The Shining 8a - The DiamondA week or two ago I climbed The Shining 8a 35m on The Diamond, this was one of the best hard long single pitches of sport climbing I've done in the UK. By fortunate circumstances (mainly thanks to Tommy!) I was privileged to be the first to re-climb the route in about 30 years after it was re-bolted at the end of last year. The wall on the right hand side of The Diamond is a very different style to the middle and left of the crag, the wall is gently and unrelentingly overhanging with a bewildering number of blocky and sometimes sloping holds. Even though the route is now well equipped with about 12 or 13 resin bolts is still feels spicy and very exposed. With a bit of Ceuse fitnesses still hanging on in my arms I managed the route first red-point, having to dig-deep fighting the pump on the top section!
I was inspired getting a belay from Emma Twyford after she came very close to sending The Brute, that girl is strong!

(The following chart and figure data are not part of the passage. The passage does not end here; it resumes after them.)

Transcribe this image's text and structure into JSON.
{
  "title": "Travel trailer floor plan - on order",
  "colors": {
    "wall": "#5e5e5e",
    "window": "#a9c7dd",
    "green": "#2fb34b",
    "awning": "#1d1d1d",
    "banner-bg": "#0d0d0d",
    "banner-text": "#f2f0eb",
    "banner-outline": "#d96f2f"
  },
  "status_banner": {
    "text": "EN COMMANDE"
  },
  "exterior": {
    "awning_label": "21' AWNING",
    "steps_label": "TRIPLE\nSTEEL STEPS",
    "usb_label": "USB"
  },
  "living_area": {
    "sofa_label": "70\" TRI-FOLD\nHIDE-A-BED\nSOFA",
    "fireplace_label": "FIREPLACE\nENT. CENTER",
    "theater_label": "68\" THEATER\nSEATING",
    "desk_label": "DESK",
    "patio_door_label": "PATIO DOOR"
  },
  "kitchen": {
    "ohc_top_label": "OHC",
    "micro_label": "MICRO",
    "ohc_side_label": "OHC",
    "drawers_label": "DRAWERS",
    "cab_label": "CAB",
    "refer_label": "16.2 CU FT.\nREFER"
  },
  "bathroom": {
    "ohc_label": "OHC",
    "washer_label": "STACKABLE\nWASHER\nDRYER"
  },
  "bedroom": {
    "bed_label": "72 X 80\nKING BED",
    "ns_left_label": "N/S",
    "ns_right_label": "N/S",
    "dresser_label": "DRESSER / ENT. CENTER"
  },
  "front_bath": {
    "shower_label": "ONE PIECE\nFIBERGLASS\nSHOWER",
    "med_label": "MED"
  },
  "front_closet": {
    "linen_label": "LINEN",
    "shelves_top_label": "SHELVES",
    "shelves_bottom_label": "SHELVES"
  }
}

|(No. 6) The Shining 8a, topo from: http://northwaleslimestone.wikifoundry.com/page/The+Diamond|
The neighbour route on the same wall Wall of Evening Light 7b+ taking the line left of The Shining is also just as good and also feels very 'out-there'! Wait for the golden evening sun to hit the crag for the four star tick.
Ocean Of Emotion 7b+ - Detritus Wall
Yesterday I continued my quest to explore some new areas on the Orme, with an adventure onto Detritus Wall on the Little Orme. Detritus Wall is a wall a little further along than The Diamond and approached from the other side via an amazing 150m roped traverse that was equipped by Pete Harrison in 2011. See post on DMM website for access and info on Pete's new route Alberta Rose which also looks ace.
The roped traverse is an amazing achievement that took Pete over a week of solid effort on his own hanging about on loose bird covered rock. If you ever meet him, buy him a beer! (And donate to the North Wales bolt fund). The in-suite line is starting to show it's age and is covered in bird poo, it will probably need replacing after another winter. The traverse allows 'easy' if very gripping access to the top of a route called Ocean of Emotion 7b+ 30m that I had heard was very good. It did not disappoint. Hard technical climbing on crimps and slopers leaves an atmospheric non-tidal bird poo ledge just above the sea, the rout weaves up the wall to a stunning steep headwall on pockets and cracks. Unfortunately the rock at the top of the route is not great but sold enough to get you to the belay! Best conditions on the wall are in the late afternoon evening when it comes into the sun.
|Gripping 150m horizontal handrail approach|
|30m abb from end of the handrail down the line of Ocean of Emotion 7b+|
|Will sending Ocean of Emotion 7b+|
|Handing out on bird poo ledge enjoying some after-work evening sun|
Dinorwic Unconquerable E3 6a
Now for something totally different, a pure slate splitter crack climb in the Lost World in the slate quarry's. Sometimes is good fun to mix things up. It was nice to put this route to rest after failing on it five years ago, it still gave a good fight! It was great fun exploring the slate quarry's on a nice sunny day.
|Autumn takes hold in Mordor|
|Kyber Pass from Modor, note the un-climbed funkey slate tufa seam on the right wall, same it's always wet|
|Funkey slate art|
|Never know who you might meet in the quarys|
|Sophie showing us how it's done, that girl can jam!|
Carneddau Fell Run - Triathlon Tuesday
Occasionally I really enjoy an odd fell run. A couple of days ago I had what I think was the best fell run I've ever had. After a morning swim in Llyn Padarn, bike ride to work and a days work in the office I was feeling a little tired trying to motivate myself for the bike ride home when I got a message from Dave asking if I would be keen for a fell run starting from Bethesda in an hr. Looking out the window I could see it was going to be a stunning sunny evening, it would be rude to turn down the opportunity, the challenge was on; Triathlon Tuesday was about to happen! I set off on the 10Km 30min bike ride home home, grabbed my fell running kit and head over to Bethesday. After working hard keeping up with Dave we were rewarded by a stunning sunset and the best fell running descent I've ever had. This is fell-running at it's best, smooth grass underfoot and perfect descent gradient saw us cover 1Km in 4min!